Para Trump, o vírus chinês acabou com sua maior vantagem: uma economia pulsante com baixa inflação e com os mais baixos índices de desemprego da história. À medida que o país se fechava em lockdowns severos, principalmente nos Estados democratas, o desemprego disparou e milhões de trabalhadores demitidos começaram a temer nunca mais voltar a trabalhar. O ano eleitoral de Carter também foi marcado por problemas econômicos. Em janeiro de 1980, o país estava em recessão. Sob sua supervisão, a taxa de inflação disparou para dois dígitos e o desemprego aumentou, uma ocorrência incomum na economia dos EUA.

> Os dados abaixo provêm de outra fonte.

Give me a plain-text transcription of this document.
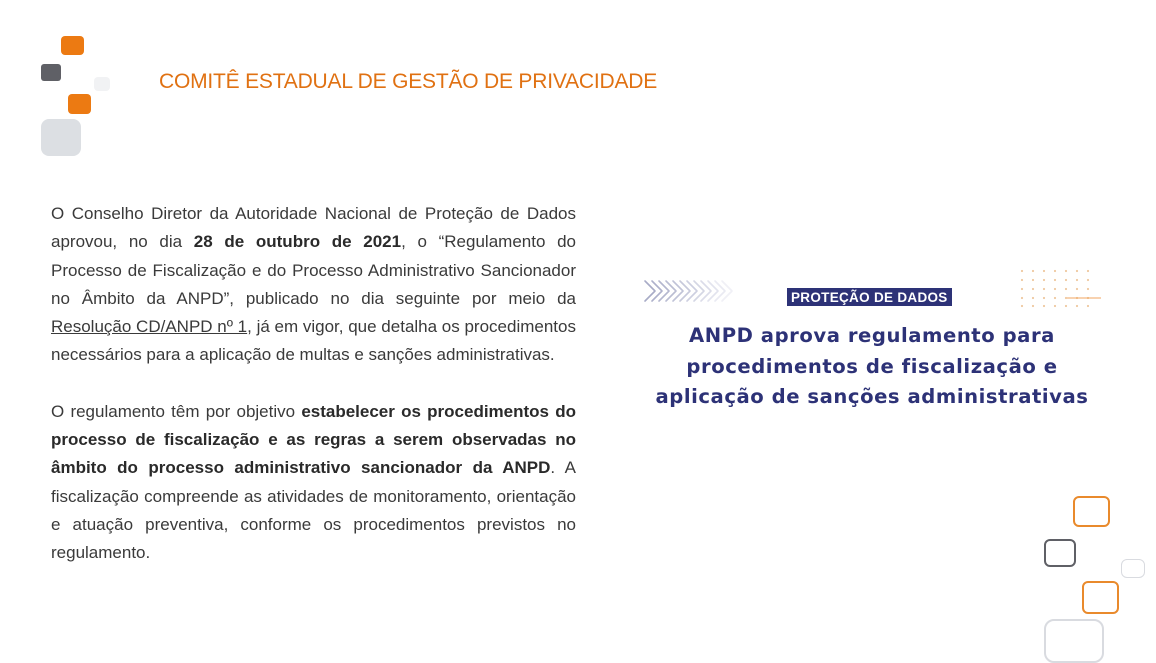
COMITÊ ESTADUAL DE GESTÃO DE PRIVACIDADE

O Conselho Diretor da Autoridade Nacional de Proteção de Dados aprovou, no dia 28 de outubro de 2021, o “Regulamento do Processo de Fiscalização e do Processo Administrativo Sancionador no Âmbito da ANPD”, publicado no dia seguinte por meio da Resolução CD/ANPD nº 1, já em vigor, que detalha os procedimentos necessários para a aplicação de multas e sanções administrativas.

O regulamento têm por objetivo estabelecer os procedimentos do processo de fiscalização e as regras a serem observadas no âmbito do processo administrativo sancionador da ANPD. A fiscalização compreende as atividades de monitoramento, orientação e atuação preventiva, conforme os procedimentos previstos no regulamento.

PROTEÇÃO DE DADOS
ANPD aprova regulamento para
procedimentos de fiscalização e
aplicação de sanções administrativas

De lá para cá, os partidos também mudaram. O Partido Democrata de John F. Kennedy, ícone da política norte-americana, não existe mais. A social-democracia de Bill Clinton ficou no passado. Hoje os democratas estão mais perto do Psol do que do PSDB e não apenas aplaudem mas tentam implementar políticas tão progressistas que beiram o socialismo “tradicional”.

O Partido Republicano também mudou. O partido de Reagan que duelou com Carter em 1980 há tempos não existe. Os republicanos que não gostam de Trump querem “voltar ao normal”, mas o fato é que está morto o velho GOP, o Great Old Party. A grande virada se deu em 2016, quando Trump “sequestrou” o partido e, embora fosse considerado um republicano, o apoio que o impulsionou à vitória veio de uma nova configuração do eleitorado. Muitos republicanos convencionais ainda não entendem isso, mas provavelmente nenhum outro candidato teria vencido naquele ano.

O que fica cada dia mais óbvio é que ambos os partidos estão travando guerras civis internas. A extrema esquerda do Partido Democrata está se lançando ao socialismo e à destruição não só de estátuas, mas dos valores norte-americanos e dos princípios fundamentais da nação mais livre do mundo. Na verdade, a retórica crescente atualmente empregada pela esquerda não apenas silencia os dissidentes, busca também eliminá-los e forçar, até com o uso da violência, a matriz de suas ideias marxistas. A América está lutando não apenas pela própria identidade, mas por sua vida.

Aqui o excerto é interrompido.